When nurses face violence

By Carrie Johnson • Published: April 20th, 2010
Category: Health in a Heartbeat

There are a few jobs that are considered inherently dangerous. Police officer. Firefighter. Long line fisherman. Not to mention bomb diffuser. But nurse? Believe it or not, a new study shows that nurses are frequently the target of workplace violence. In fact, more than ninety percent have suffered physical or verbal abuse at some point during their careers, according to a new study.

For the survey, one-hundred and thirteen nurses were interviewed. Most of them were female and in their early forties. They had been in the profession for an average of about eighteen years. Collectively, they reported more than twenty-three hundred incidents of workplace violence, with many of them facing between two and forty-six instances per year.

Ninety-two percent said they had been verbally abused by patients, while sixty-nine percent were threatened with physical violence. About half said they had been assaulted, and forty percent were involved in an incident where a weapon was present.
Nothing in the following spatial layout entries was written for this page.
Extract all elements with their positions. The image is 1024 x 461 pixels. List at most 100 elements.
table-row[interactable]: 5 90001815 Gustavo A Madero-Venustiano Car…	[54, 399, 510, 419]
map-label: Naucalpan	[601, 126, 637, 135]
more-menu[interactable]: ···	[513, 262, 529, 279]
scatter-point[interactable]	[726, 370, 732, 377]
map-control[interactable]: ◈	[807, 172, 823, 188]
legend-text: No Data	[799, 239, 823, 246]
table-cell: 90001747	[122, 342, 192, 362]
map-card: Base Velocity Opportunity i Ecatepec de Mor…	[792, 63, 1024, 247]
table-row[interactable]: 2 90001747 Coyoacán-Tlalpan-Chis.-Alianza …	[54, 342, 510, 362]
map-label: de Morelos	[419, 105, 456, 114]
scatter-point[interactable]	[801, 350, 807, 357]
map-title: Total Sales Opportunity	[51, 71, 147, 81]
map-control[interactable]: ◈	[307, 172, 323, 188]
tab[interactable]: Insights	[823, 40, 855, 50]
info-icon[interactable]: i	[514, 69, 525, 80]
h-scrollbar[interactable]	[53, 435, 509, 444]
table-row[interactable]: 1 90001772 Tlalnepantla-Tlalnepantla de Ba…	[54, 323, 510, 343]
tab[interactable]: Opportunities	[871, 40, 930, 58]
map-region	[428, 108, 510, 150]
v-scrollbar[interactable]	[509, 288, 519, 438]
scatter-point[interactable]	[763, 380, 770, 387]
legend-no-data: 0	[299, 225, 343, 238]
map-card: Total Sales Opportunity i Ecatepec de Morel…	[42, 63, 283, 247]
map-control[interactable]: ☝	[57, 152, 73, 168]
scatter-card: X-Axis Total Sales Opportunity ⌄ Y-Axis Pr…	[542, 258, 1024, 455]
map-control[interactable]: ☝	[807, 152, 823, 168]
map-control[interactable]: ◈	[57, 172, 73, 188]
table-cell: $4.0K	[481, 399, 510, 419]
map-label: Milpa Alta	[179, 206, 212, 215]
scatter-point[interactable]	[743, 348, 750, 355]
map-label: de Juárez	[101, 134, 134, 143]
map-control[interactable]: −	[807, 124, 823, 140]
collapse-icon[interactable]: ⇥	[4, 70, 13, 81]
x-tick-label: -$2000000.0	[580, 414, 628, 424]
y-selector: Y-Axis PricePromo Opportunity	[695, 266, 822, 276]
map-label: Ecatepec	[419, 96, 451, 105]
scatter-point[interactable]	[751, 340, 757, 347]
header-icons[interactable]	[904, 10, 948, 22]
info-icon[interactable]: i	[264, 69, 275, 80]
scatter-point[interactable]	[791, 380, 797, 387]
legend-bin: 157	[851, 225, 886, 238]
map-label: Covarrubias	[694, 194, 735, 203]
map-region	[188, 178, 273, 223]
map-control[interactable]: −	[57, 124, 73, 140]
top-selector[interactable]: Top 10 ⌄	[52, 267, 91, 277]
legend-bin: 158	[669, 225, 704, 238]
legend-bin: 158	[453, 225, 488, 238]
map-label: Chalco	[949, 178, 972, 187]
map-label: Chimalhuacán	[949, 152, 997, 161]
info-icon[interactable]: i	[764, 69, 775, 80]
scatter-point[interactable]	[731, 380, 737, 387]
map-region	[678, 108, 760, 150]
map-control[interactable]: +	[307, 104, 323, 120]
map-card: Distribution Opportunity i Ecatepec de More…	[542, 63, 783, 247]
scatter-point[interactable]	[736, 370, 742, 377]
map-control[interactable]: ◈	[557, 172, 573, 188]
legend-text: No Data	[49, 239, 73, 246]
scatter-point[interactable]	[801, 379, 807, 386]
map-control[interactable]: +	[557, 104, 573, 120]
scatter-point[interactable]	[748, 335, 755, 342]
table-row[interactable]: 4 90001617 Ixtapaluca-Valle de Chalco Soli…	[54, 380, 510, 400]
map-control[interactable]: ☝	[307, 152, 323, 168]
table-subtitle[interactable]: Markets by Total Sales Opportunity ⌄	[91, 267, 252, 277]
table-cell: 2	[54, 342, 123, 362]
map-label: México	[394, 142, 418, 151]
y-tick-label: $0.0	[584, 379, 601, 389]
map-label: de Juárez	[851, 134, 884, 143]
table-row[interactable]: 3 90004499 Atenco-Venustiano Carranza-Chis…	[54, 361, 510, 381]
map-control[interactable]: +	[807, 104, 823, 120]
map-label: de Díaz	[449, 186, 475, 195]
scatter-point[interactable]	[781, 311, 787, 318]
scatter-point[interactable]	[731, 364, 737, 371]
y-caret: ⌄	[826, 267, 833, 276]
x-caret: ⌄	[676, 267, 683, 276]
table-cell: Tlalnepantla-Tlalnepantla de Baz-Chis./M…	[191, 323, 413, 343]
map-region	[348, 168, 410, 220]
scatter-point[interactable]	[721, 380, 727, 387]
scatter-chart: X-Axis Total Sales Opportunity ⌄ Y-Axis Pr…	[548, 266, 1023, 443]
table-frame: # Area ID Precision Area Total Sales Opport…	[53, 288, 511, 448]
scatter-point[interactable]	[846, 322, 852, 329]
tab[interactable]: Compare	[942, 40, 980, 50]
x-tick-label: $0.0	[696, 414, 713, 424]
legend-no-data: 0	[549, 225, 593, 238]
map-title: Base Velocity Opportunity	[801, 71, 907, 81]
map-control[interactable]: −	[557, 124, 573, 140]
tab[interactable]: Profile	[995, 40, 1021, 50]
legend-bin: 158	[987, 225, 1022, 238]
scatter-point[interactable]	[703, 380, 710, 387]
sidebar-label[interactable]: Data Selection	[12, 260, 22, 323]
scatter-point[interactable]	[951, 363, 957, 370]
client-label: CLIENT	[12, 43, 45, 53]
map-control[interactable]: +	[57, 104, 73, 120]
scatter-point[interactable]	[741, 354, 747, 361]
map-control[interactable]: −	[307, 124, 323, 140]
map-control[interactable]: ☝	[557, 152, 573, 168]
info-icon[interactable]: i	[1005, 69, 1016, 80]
The number and nature of the incidents varied depending on the departments in which the nurses worked. Perhaps not surprisingly, those who worked in the emergency and mental health departments reported the highest rate of violence, while midwives and pediatric staff had virtually none.

Perhaps most alarming: The nurses said they only reported about one in six incidents to authorities because they believed workplace violence was a part of their jobs.

The researchers say they hope this study will help experts determine why nurses report some incidents and not others. Ultimately, that could help create a safer… and healthier… workplace.